Тут же стоял в Мунчо, ломая руки, вертя головой и со страхом поглядывая на галерею верхнего этажа. Почему она внушала ему страх, знал он один.
Других обитателей в монастыре не было, если не считать игумена, который сейчас был в отъезде, да нескольких батраков послушников.
Но игумен как раз вернулся — неожиданно для братии. Прискакав на коне, он спешился, бросил поводья косоглазому и хмуро проговорил, обращаясь к Викентию:
—
Везу из города плохие вести.
И он во всех подробностях рассказал о том, как Соколов попал в беду.
—
Бедный Соколов, — заключил он со вздохом.
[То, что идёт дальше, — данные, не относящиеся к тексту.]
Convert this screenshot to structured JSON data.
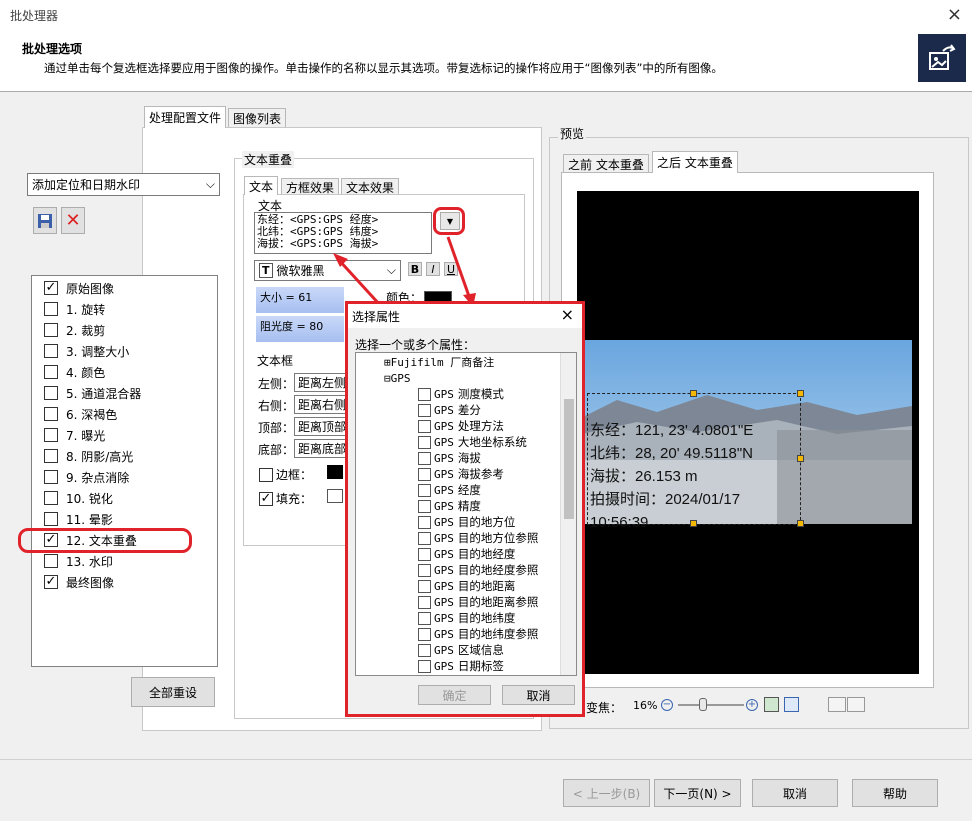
{
  "window": {
    "title": "批处理器",
    "close": "×"
  },
  "header": {
    "title": "批处理选项",
    "desc": "通过单击每个复选框选择要应用于图像的操作。单击操作的名称以显示其选项。带复选标记的操作将应用于“图像列表”中的所有图像。"
  },
  "tabs": {
    "profile": "处理配置文件",
    "image_list": "图像列表"
  },
  "profile": {
    "selected": "添加定位和日期水印"
  },
  "ops": [
    {
      "label": "原始图像",
      "checked": true
    },
    {
      "label": "1. 旋转",
      "checked": false
    },
    {
      "label": "2. 裁剪",
      "checked": false
    },
    {
      "label": "3. 调整大小",
      "checked": false
    },
    {
      "label": "4. 颜色",
      "checked": false
    },
    {
      "label": "5. 通道混合器",
      "checked": false
    },
    {
      "label": "6. 深褐色",
      "checked": false
    },
    {
      "label": "7. 曝光",
      "checked": false
    },
    {
      "label": "8. 阴影/高光",
      "checked": false
    },
    {
      "label": "9. 杂点消除",
      "checked": false
    },
    {
      "label": "10. 锐化",
      "checked": false
    },
    {
      "label": "11. 晕影",
      "checked": false
    },
    {
      "label": "12. 文本重叠",
      "checked": true
    },
    {
      "label": "13. 水印",
      "checked": false
    },
    {
      "label": "最终图像",
      "checked": true
    }
  ],
  "reset_all": "全部重设",
  "overlay": {
    "group": "文本重叠",
    "tabs": [
      "文本",
      "方框效果",
      "文本效果"
    ],
    "text_group": "文本",
    "lines": [
      "东经：<GPS:GPS 经度>",
      "北纬：<GPS:GPS 纬度>",
      "海拔：<GPS:GPS 海拔>"
    ],
    "font": "微软雅黑",
    "bold": "B",
    "italic": "I",
    "underline": "U",
    "size_label": "大小 = 61",
    "opacity_label": "阻光度 = 80",
    "color_label": "颜色：",
    "box_group": "文本框",
    "left": "左侧：",
    "right": "右侧：",
    "top": "顶部：",
    "bottom": "底部：",
    "left_val": "距离左侧",
    "right_val": "距离右侧",
    "top_val": "距离顶部",
    "bottom_val": "距离底部",
    "border": "边框：",
    "fill": "填充："
  },
  "preview": {
    "label": "预览",
    "tab_before": "之前 文本重叠",
    "tab_after": "之后 文本重叠",
    "zoom_label": "变焦：",
    "zoom_value": "16%",
    "overlay_lines": [
      "东经：121, 23' 4.0801\"E",
      "北纬：28, 20' 49.5118\"N",
      "海拔：26.153 m",
      "拍摄时间：2024/01/17",
      "10:56:39"
    ]
  },
  "dialog": {
    "title": "选择属性",
    "close": "×",
    "prompt": "选择一个或多个属性：",
    "groups": [
      {
        "name": "Fujifilm 厂商备注"
      },
      {
        "name": "GPS"
      }
    ],
    "items": [
      {
        "prefix": "GPS",
        "label": "测度模式"
      },
      {
        "prefix": "GPS",
        "label": "差分"
      },
      {
        "prefix": "GPS",
        "label": "处理方法"
      },
      {
        "prefix": "GPS",
        "label": "大地坐标系统"
      },
      {
        "prefix": "GPS",
        "label": "海拔"
      },
      {
        "prefix": "GPS",
        "label": "海拔参考"
      },
      {
        "prefix": "GPS",
        "label": "经度"
      },
      {
        "prefix": "GPS",
        "label": "精度"
      },
      {
        "prefix": "GPS",
        "label": "目的地方位"
      },
      {
        "prefix": "GPS",
        "label": "目的地方位参照"
      },
      {
        "prefix": "GPS",
        "label": "目的地经度"
      },
      {
        "prefix": "GPS",
        "label": "目的地经度参照"
      },
      {
        "prefix": "GPS",
        "label": "目的地距离"
      },
      {
        "prefix": "GPS",
        "label": "目的地距离参照"
      },
      {
        "prefix": "GPS",
        "label": "目的地纬度"
      },
      {
        "prefix": "GPS",
        "label": "目的地纬度参照"
      },
      {
        "prefix": "GPS",
        "label": "区域信息"
      },
      {
        "prefix": "GPS",
        "label": "日期标签"
      }
    ],
    "ok": "确定",
    "cancel": "取消"
  },
  "footer": {
    "prev": "< 上一步(B)",
    "next": "下一页(N) >",
    "cancel": "取消",
    "help": "帮助"
  }
}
Игумен Натанаил был крупный, сильный, подвижной чело век с мужественным лицом и густыми курчавыми волосами Если бы с него сняли рясу, в нем не осталось бы почти ничего монашеского. Он был меткий стрелок, и стены его кельи были увешаны ружьями; он умел лечить огнестрельные раны, умел и наносить их, а ругался артистически. Ему бы не игуменом быть, а воеводой[28] на Балканах. Поговаривали, впрочем, что когда-то он действительно был воеводой, но потом ушел в монастырь на покаяние…
—
Где отец Гедеон? — спросил игумен, осматриваясь.
—
Вот я! — крикнул визгливым голосом отец Гедеон, появляясь на пороге кухни. Он ходил узнать, скоро ли будет готов обед.
—
Опять залез на кухню, отец Гедеон! Или не знаешь, что чревоугодие смертный грех?
И Натанаил приказал монаху оседлать осла, съездить в деревню Войнягово и обойти косцов, косивших монастырские луга.
Отец Гедеон был приземист, тучен, пузат, а лицо у него лоснилось, как бурдюк с кунжутным маслом. Те несколько шагов, которые он сделал, чтобы подойти к игумену, вызвали обильный пот на его лице. Он стоял, сложив руки на животе и ему явно не хотелось совершать путешествия по грешному миру.
—
Отче игумен, —
задыхаясь,
проговорил умоляющим голосом отец Гедеон, — отче игумен, не лучше ли избавить вашего покорного брата от этой горькой чаши?
И отец Гедеон низко поклонился.
—
Что это еще за горькая чаша? Разве я тебя посылаю пешком? Поедешь верхом на осле; и весь-то труд — одной рукой держать поводья, а другой благословлять, когда будешь проезжать по деревням.
И Натанаил бросил на монаха насмешливый взгляд.
—
Отец Натанаил, не о труде толк; ради труда и подвижнической жизни мы и спасаемся в этой святой обители, но не время теперь разъезжать.
—
Почему не время? Погода плоха, что ли? В мае месяце полезно прокатиться, — здоровей будешь.